Rockaway Beach 2018 – das Punkfestival in Losheim am See – Konzertbericht
Im Jahr 2017 fand das „Rockaway Beach“ in Losheim am See zum ersten Mal statt. Damals konnte ich aus urlaubstechnischen Gründen nicht dabei sein – aber im zweiten Anlauf sollte es nun klappen. Braucht die Welt ein weiteres Indiepop-Punk-Festival? Auf jeden Fall, kann man nach diesem Event nur sagen. Klar, es hätten mehr Zuschauer da sein können. Schließlich fasst das Strandbad am schönen Losheimer See (wenn es ganz dicke kommt) 15.000 Zuschauer. Jetzt war das Ganze doch recht überschaubar mit geschätzten 2.000 Leuten. Doch was soll’s? Die Infrastruktur war ohnehin vorhanden, da tags drauf das Elektronik-Festival „Lucky Lake“ stattfand. Und so konnte man sich gemütlich zwischen zwei Bühnen bewegen, die tolle Atmosphäre am See genießen – und ich stelle mir vor, wie die weiter angereisten Fans dann in der Nacht auf dem Campingplatz das Lagerfeuer mit den Elektronik-Enthusiasten teilten. Das spricht doch für unbezahlbare Erlebnisse.
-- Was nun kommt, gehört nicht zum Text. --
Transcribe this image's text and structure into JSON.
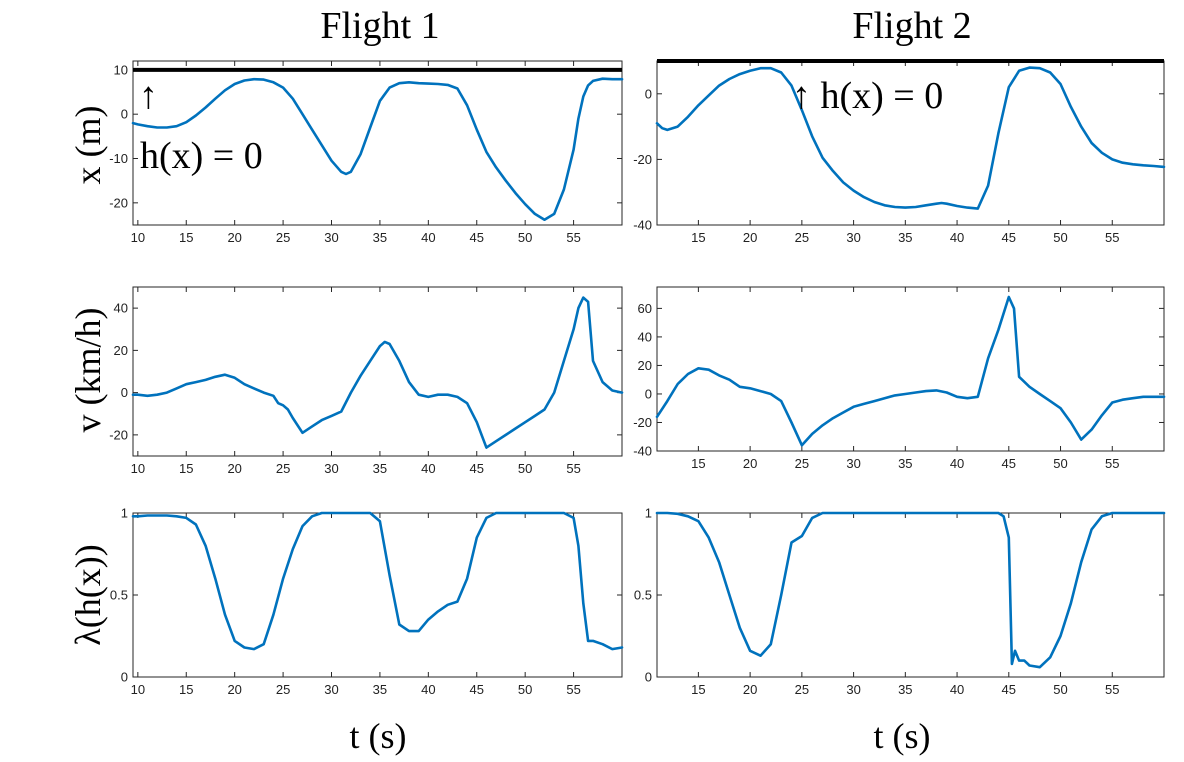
{
  "figure": {
    "columns": [
      "Flight 1",
      "Flight 2"
    ],
    "row_ylabels": [
      "x (m)",
      "v (km/h)",
      "λ(h(x))"
    ],
    "xlabel": "t (s)"
  },
  "annotations": {
    "flight1_arrow": "↑",
    "flight1_text": "h(x) = 0",
    "flight2_text": "↑ h(x) = 0"
  },
  "colors": {
    "series": "#0072bd",
    "constraint_line": "#000000"
  },
  "chart_data": [
    {
      "type": "line",
      "id": "flight1-x",
      "column": "Flight 1",
      "row": "x (m)",
      "xlim": [
        9.5,
        60
      ],
      "ylim": [
        -25,
        12
      ],
      "xticks": [
        10,
        15,
        20,
        25,
        30,
        35,
        40,
        45,
        50,
        55
      ],
      "yticks": [
        10,
        0,
        -10,
        -20
      ],
      "hline": 10,
      "x": [
        9.5,
        10,
        11,
        12,
        13,
        14,
        15,
        16,
        17,
        18,
        19,
        20,
        21,
        22,
        23,
        24,
        25,
        26,
        27,
        28,
        29,
        30,
        31,
        31.5,
        32,
        33,
        34,
        35,
        36,
        37,
        38,
        39,
        40,
        41,
        42,
        43,
        44,
        45,
        46,
        47,
        48,
        49,
        50,
        51,
        52,
        53,
        54,
        55,
        55.5,
        56,
        56.5,
        57,
        58,
        59,
        60
      ],
      "y": [
        -2,
        -2.3,
        -2.7,
        -3,
        -3,
        -2.7,
        -1.8,
        -0.3,
        1.5,
        3.5,
        5.4,
        6.8,
        7.6,
        7.9,
        7.8,
        7.2,
        6,
        3.5,
        0,
        -3.5,
        -7,
        -10.5,
        -13,
        -13.5,
        -13,
        -9,
        -3,
        3,
        6,
        7,
        7.2,
        7,
        6.9,
        6.8,
        6.6,
        5.8,
        2,
        -3.5,
        -8.5,
        -12,
        -15,
        -17.8,
        -20.3,
        -22.5,
        -23.8,
        -22.5,
        -17,
        -8,
        -1,
        4,
        6.5,
        7.5,
        8,
        7.9,
        7.9
      ]
    },
    {
      "type": "line",
      "id": "flight2-x",
      "column": "Flight 2",
      "row": "x (m)",
      "xlim": [
        11,
        60
      ],
      "ylim": [
        -40,
        10
      ],
      "xticks": [
        15,
        20,
        25,
        30,
        35,
        40,
        45,
        50,
        55
      ],
      "yticks": [
        0,
        -20,
        -40
      ],
      "hline": 10,
      "x": [
        11,
        11.5,
        12,
        13,
        14,
        15,
        16,
        17,
        18,
        19,
        20,
        21,
        22,
        23,
        24,
        25,
        26,
        27,
        28,
        29,
        30,
        31,
        32,
        33,
        34,
        35,
        36,
        37,
        38,
        38.5,
        39,
        40,
        41,
        42,
        43,
        44,
        45,
        46,
        47,
        48,
        49,
        50,
        51,
        52,
        53,
        54,
        55,
        56,
        57,
        58,
        59,
        60
      ],
      "y": [
        -9,
        -10.5,
        -11,
        -10,
        -7,
        -3.5,
        -0.5,
        2.5,
        4.5,
        6,
        7,
        7.8,
        7.8,
        6.5,
        2.5,
        -5,
        -13,
        -19.5,
        -23.5,
        -27,
        -29.5,
        -31.5,
        -33,
        -34,
        -34.5,
        -34.7,
        -34.5,
        -34,
        -33.5,
        -33.3,
        -33.5,
        -34.2,
        -34.7,
        -35,
        -28,
        -12,
        2,
        7,
        8,
        7.8,
        6.5,
        3,
        -4,
        -10,
        -15,
        -18,
        -20,
        -21,
        -21.5,
        -21.8,
        -22,
        -22.3
      ]
    },
    {
      "type": "line",
      "id": "flight1-v",
      "column": "Flight 1",
      "row": "v (km/h)",
      "xlim": [
        9.5,
        60
      ],
      "ylim": [
        -30,
        50
      ],
      "xticks": [
        10,
        15,
        20,
        25,
        30,
        35,
        40,
        45,
        50,
        55
      ],
      "yticks": [
        40,
        20,
        0,
        -20
      ],
      "x": [
        9.5,
        10,
        11,
        12,
        13,
        14,
        15,
        16,
        17,
        18,
        19,
        20,
        21,
        22,
        23,
        24,
        24.5,
        25,
        25.5,
        26,
        27,
        28,
        29,
        30,
        31,
        32,
        33,
        34,
        35,
        35.5,
        36,
        37,
        38,
        39,
        40,
        41,
        42,
        43,
        44,
        45,
        45.5,
        46,
        47,
        48,
        49,
        50,
        51,
        52,
        53,
        54,
        55,
        55.5,
        56,
        56.5,
        57,
        58,
        59,
        60
      ],
      "y": [
        -1,
        -1,
        -1.5,
        -1,
        0,
        2,
        4,
        5,
        6,
        7.5,
        8.5,
        7,
        4,
        2,
        0,
        -1.5,
        -5,
        -6,
        -8,
        -12,
        -19,
        -16,
        -13,
        -11,
        -9,
        0,
        8,
        15,
        22,
        24,
        23,
        15,
        5,
        -1,
        -2,
        -1,
        -1,
        -2,
        -5,
        -14,
        -20,
        -26,
        -23,
        -20,
        -17,
        -14,
        -11,
        -8,
        0,
        15,
        30,
        40,
        45,
        43,
        15,
        5,
        1,
        0
      ]
    },
    {
      "type": "line",
      "id": "flight2-v",
      "column": "Flight 2",
      "row": "v (km/h)",
      "xlim": [
        11,
        60
      ],
      "ylim": [
        -40,
        75
      ],
      "xticks": [
        15,
        20,
        25,
        30,
        35,
        40,
        45,
        50,
        55
      ],
      "yticks": [
        60,
        40,
        20,
        0,
        -20,
        -40
      ],
      "x": [
        11,
        12,
        13,
        14,
        15,
        16,
        17,
        18,
        19,
        20,
        21,
        22,
        23,
        24,
        25,
        26,
        27,
        28,
        29,
        30,
        31,
        32,
        33,
        34,
        35,
        36,
        37,
        38,
        39,
        40,
        41,
        42,
        43,
        44,
        45,
        45.5,
        46,
        47,
        48,
        49,
        50,
        51,
        52,
        53,
        54,
        55,
        56,
        57,
        58,
        59,
        60
      ],
      "y": [
        -16,
        -5,
        7,
        14,
        18,
        17,
        13,
        10,
        5,
        4,
        2,
        0,
        -5,
        -20,
        -36,
        -28,
        -22,
        -17,
        -13,
        -9,
        -7,
        -5,
        -3,
        -1,
        0,
        1,
        2,
        2.5,
        1,
        -2,
        -3,
        -2,
        25,
        45,
        68,
        60,
        12,
        5,
        0,
        -5,
        -10,
        -20,
        -32,
        -25,
        -15,
        -6,
        -4,
        -3,
        -2,
        -2,
        -2
      ]
    },
    {
      "type": "line",
      "id": "flight1-lambda",
      "column": "Flight 1",
      "row": "λ(h(x))",
      "xlim": [
        9.5,
        60
      ],
      "ylim": [
        0,
        1
      ],
      "xticks": [
        10,
        15,
        20,
        25,
        30,
        35,
        40,
        45,
        50,
        55
      ],
      "yticks": [
        1,
        0.5,
        0
      ],
      "x": [
        9.5,
        10,
        11,
        12,
        13,
        14,
        15,
        16,
        17,
        18,
        19,
        20,
        21,
        22,
        23,
        24,
        25,
        26,
        27,
        28,
        29,
        30,
        31,
        32,
        33,
        34,
        35,
        36,
        37,
        38,
        39,
        40,
        41,
        42,
        43,
        44,
        45,
        46,
        47,
        48,
        49,
        50,
        51,
        52,
        53,
        54,
        55,
        55.5,
        56,
        56.5,
        57,
        58,
        59,
        60
      ],
      "y": [
        0.98,
        0.98,
        0.985,
        0.985,
        0.985,
        0.98,
        0.97,
        0.93,
        0.8,
        0.6,
        0.38,
        0.22,
        0.18,
        0.17,
        0.2,
        0.38,
        0.6,
        0.78,
        0.92,
        0.98,
        1,
        1,
        1,
        1,
        1,
        1,
        0.95,
        0.62,
        0.32,
        0.28,
        0.28,
        0.35,
        0.4,
        0.44,
        0.46,
        0.6,
        0.85,
        0.97,
        1,
        1,
        1,
        1,
        1,
        1,
        1,
        1,
        0.97,
        0.8,
        0.45,
        0.22,
        0.22,
        0.2,
        0.17,
        0.18
      ]
    },
    {
      "type": "line",
      "id": "flight2-lambda",
      "column": "Flight 2",
      "row": "λ(h(x))",
      "xlim": [
        11,
        60
      ],
      "ylim": [
        0,
        1
      ],
      "xticks": [
        15,
        20,
        25,
        30,
        35,
        40,
        45,
        50,
        55
      ],
      "yticks": [
        1,
        0.5,
        0
      ],
      "x": [
        11,
        12,
        13,
        14,
        15,
        16,
        17,
        18,
        19,
        20,
        21,
        22,
        23,
        24,
        25,
        26,
        27,
        28,
        29,
        30,
        31,
        32,
        33,
        34,
        35,
        36,
        37,
        38,
        39,
        40,
        41,
        42,
        43,
        44,
        44.5,
        45,
        45.3,
        45.6,
        46,
        46.5,
        47,
        48,
        49,
        50,
        51,
        52,
        53,
        54,
        55,
        56,
        57,
        58,
        59,
        60
      ],
      "y": [
        1,
        1,
        0.995,
        0.98,
        0.95,
        0.85,
        0.7,
        0.5,
        0.3,
        0.16,
        0.13,
        0.2,
        0.5,
        0.82,
        0.86,
        0.97,
        1,
        1,
        1,
        1,
        1,
        1,
        1,
        1,
        1,
        1,
        1,
        1,
        1,
        1,
        1,
        1,
        1,
        1,
        0.98,
        0.85,
        0.08,
        0.16,
        0.1,
        0.1,
        0.07,
        0.06,
        0.12,
        0.25,
        0.45,
        0.7,
        0.9,
        0.98,
        1,
        1,
        1,
        1,
        1,
        1
      ]
    }
  ]
}
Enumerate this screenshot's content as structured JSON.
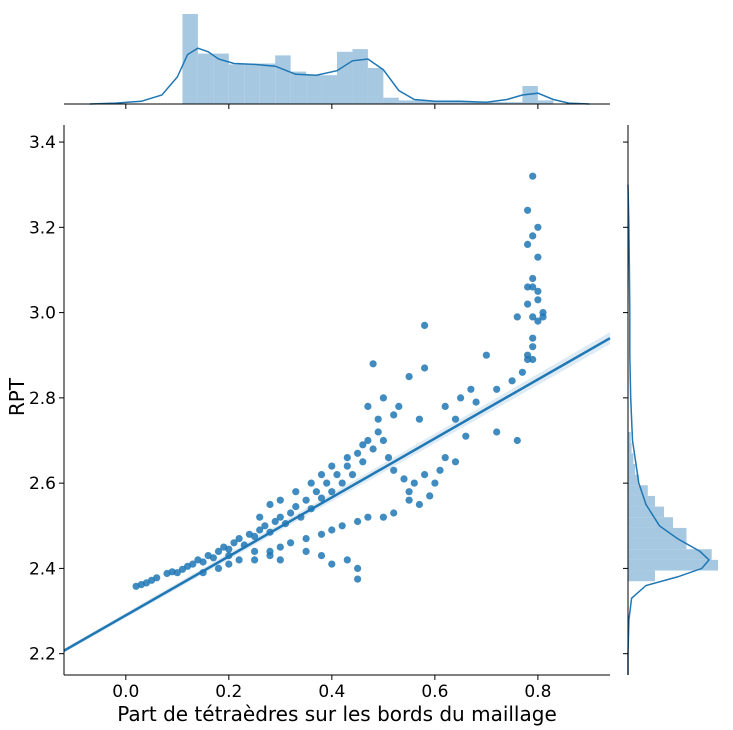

Das Line-up des Festivals war wieder hervorragend. Doch dazu später mehr. Einmal angekommen, freute ich mich zunächst über fehlende Parkplatzprobleme (der Seeparkplatz bietet massig Platz) und ein schönes Ambiente mit vielen Getränke-, Essens-, Süßigkeiten- und Merchandise-Ständen. Bei meiner Ankunft um 17.45 Uhr war das Festival schon seit drei Stunden dran und ich musste mir den Weg zur Second Stage suchen, auf der Fortuna Ehrenfeld ihre extravagante Indie-Show abzogen. Da fühlte man sich doch wie im Kölner Büdchen, wenn Martin Bechler die Zuhörer in blauem Altherren-Pyjama mit gelber Federboa begrüßte. Es gab einfache, sparsam instrumentierte Melodien mit ziemlich abgedrehten Texten und Ansagen. Hat Spaß gemacht.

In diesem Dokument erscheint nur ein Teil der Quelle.